This work addresses the high computational cost of existing unified multimodal models during inference, which stems from processing dense visual tokens, and the inability of current compression methods to preserve image editing capabilities. The authors propose a generation-guided visual token compression framework that introduces task-agnostic signals from a generative branch after the understanding encoder. By evaluating consistency in the VAE latent space, the method identifies tokens critical for both semantic understanding and image reconstruction. Efficient compression is achieved through a combination of balanced sampling and redundancy merging. Notably, this approach is training-free and plug-and-play, marking the first use of generative signals for token compression on the understanding side.
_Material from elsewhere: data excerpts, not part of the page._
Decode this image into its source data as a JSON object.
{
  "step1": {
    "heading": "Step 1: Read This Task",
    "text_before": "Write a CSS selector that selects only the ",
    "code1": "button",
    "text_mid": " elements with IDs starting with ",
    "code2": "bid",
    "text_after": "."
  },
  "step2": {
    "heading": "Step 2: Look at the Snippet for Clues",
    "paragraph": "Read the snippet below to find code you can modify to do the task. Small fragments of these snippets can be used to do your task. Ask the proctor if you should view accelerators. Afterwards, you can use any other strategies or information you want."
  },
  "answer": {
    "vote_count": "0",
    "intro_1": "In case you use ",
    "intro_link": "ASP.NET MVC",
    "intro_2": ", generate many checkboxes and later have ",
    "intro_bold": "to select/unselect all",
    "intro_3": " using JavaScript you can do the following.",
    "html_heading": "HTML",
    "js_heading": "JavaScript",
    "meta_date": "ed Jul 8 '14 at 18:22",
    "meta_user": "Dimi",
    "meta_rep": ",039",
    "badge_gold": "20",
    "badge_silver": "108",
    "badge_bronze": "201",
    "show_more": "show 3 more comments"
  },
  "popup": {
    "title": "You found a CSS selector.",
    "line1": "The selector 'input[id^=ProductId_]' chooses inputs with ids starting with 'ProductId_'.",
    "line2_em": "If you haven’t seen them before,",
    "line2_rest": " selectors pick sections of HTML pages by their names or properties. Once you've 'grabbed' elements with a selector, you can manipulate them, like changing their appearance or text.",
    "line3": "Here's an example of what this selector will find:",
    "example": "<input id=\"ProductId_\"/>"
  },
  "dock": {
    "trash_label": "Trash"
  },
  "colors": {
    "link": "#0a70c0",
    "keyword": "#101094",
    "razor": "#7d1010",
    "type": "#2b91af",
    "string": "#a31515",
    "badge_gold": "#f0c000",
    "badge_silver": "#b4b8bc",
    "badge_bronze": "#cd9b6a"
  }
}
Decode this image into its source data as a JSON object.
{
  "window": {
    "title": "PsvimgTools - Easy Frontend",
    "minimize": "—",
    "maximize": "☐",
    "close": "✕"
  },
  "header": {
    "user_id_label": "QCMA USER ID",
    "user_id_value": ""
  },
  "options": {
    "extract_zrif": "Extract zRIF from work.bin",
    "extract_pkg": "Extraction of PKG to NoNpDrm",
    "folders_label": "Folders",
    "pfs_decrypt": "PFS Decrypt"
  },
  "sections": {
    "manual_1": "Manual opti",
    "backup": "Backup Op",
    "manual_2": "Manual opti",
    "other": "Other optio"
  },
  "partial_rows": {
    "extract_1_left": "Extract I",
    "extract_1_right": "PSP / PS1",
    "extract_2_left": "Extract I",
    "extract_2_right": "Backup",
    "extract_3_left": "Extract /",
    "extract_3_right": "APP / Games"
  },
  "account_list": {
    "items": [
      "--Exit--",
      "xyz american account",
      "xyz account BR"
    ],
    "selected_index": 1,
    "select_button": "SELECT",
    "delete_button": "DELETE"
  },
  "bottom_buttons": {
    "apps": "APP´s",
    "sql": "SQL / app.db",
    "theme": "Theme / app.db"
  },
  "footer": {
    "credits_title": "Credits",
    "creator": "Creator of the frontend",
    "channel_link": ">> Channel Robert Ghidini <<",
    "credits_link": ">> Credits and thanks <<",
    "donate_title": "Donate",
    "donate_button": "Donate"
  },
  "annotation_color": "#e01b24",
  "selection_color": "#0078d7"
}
It reduces visual token count and prefill computation by 1.94× while maintaining inference accuracy and editing quality, significantly outperforming existing baselines.

The development of separate-encoder Unified multimodal models (UMMs) comes with a rapidly growing inference cost due to dense visual token processing. In this paper, we focus on understanding-side visual token reduction for improving the efficiency of separate-encoder UMMs. While this topic has been widely studied for MLLMs, existing methods typically rely on attention scores, text-image similarity and so on, implicitly assuming that the final objective is discriminative reasoning. This assumption does not hold for UMMs, where understanding-side visual tokens must also preserve the model's capabilities for editing images. We propose G$^2$TR, a generation-guided visual token reduction framework for separate-encoder UMMs. Our key insight is that the generation branch provides a task-agnostic signal for identifying understanding-side visual tokens that are not only semantically relevant but also important for latent-space image reconstruction and generation. G$^2$TR estimates token importance from consistency with VAE latent, performs balanced token selection, and merges redundant tokens into retained representatives to reduce information loss. The method is training-free, plug-and-play, and applied only after the understanding encoding stage, making it compatible with existing UMM inference pipelines. Experiments on image understanding and editing benchmarks show that G$^2$TR substantially reduces visual tokens and prefill computation by 1.94x while maintaining both reasoning accuracy and editing quality, outperforming baselines on almost all benchmarks.